Ahh, that's the crux of it. Do it, and get this; or don't do it, and get that. But either way: STOP COMPLAINING! When someone came to Epictetus and moaned, "My nose is running!" (this is an actual example from his Discourses), he replied, "What do you have hands for, but to wipe it with?!" And when the sniffler went on to ask why the world should have such things as mucus in it, Epictetus told him, "How much better it would be for you to wipe it away than complain!"
Okay, so what does this have to do with how much I hate learning about Google Drive? Or struggling with Canvas for my classes?
If I want to continue getting paid to teach in an increasingly online environment (and the current coronavirus crisis is only exacerbating the already ongoing computerization of everything), I'm going to have to get better at doing things on the computer.
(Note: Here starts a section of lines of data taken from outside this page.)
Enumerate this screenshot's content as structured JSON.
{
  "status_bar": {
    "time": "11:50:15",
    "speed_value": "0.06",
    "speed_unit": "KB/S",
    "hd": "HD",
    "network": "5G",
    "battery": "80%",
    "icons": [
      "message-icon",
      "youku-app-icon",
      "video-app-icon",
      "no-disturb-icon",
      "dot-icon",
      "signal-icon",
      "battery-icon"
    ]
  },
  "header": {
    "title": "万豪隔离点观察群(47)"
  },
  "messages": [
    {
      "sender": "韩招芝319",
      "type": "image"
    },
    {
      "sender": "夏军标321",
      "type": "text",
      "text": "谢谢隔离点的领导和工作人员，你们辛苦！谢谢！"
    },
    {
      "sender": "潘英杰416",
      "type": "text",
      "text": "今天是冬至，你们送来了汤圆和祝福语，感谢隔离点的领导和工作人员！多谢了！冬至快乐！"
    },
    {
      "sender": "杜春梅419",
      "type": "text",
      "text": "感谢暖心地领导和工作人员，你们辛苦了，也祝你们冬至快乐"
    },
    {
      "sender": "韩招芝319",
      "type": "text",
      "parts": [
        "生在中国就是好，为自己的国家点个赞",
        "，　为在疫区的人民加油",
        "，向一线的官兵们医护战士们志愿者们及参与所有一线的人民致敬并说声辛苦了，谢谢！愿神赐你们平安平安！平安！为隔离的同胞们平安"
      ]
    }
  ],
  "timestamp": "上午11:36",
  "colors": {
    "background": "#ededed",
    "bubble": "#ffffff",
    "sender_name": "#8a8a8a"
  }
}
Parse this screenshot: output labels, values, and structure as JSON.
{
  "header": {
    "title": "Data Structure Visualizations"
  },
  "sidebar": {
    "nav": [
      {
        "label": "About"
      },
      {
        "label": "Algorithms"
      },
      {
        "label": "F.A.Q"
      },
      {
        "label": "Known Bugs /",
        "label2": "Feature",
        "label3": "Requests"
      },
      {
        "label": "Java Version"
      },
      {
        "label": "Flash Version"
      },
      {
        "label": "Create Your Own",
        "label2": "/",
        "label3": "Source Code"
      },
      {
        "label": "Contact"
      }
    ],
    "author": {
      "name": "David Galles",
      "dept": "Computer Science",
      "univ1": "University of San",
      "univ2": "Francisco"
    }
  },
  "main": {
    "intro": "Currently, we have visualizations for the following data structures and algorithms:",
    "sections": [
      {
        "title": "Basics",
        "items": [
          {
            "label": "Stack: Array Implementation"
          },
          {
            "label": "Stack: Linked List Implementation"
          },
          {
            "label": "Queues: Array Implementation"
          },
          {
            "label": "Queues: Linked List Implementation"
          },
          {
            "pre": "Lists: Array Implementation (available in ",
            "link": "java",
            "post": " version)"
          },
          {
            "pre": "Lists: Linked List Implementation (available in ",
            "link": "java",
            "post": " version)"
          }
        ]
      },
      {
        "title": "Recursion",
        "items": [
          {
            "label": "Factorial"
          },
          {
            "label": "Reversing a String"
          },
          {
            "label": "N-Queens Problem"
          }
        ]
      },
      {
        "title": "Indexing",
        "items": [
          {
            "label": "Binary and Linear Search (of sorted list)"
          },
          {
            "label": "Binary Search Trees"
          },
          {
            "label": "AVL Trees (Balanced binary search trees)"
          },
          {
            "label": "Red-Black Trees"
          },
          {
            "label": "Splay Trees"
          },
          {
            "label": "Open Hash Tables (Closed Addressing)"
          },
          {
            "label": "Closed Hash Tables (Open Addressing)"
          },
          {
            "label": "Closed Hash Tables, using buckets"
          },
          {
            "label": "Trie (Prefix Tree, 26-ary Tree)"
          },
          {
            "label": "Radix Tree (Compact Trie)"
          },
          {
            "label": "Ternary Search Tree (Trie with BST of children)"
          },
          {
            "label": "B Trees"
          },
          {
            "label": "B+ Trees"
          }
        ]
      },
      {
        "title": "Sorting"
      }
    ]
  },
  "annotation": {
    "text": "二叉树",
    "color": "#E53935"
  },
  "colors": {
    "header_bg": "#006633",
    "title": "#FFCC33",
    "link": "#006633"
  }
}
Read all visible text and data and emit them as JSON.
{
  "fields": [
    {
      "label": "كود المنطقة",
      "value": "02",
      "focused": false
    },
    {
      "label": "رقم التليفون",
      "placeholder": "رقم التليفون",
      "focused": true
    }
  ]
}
If I don't want to get better at doing things on the computer, it's time for me to retire. Ditto for making videos to promote my books. If I want to continue being an author in the world-as-it-is in 2020, I'm going to have to learn what Google Drive is. If I don't want to learn about Google Drive (and actually, it did turn out to be the easiest thing in the world), then I can put myself out to pasture.
Either way, it's better for me to wipe my nose than to whine about how terrible it is that my nose is running.
My tentative conclusion for myself is that I am indeed going to call it quits for almost all teaching at the end of this challenging semester and learn to live on less income each month. But I'm also going to work harder to keep up with the technology needed to continue as an author.
For now, I'm going to "Suck it up, buttercup" (which is NOT a quotation from Epictetus, but could have been.) I'm lucky I have a job generating needed income. I'm lucky I have a way of sharing my books via videos with young readers.
I'm lucky I have hands to wipe my runny nose.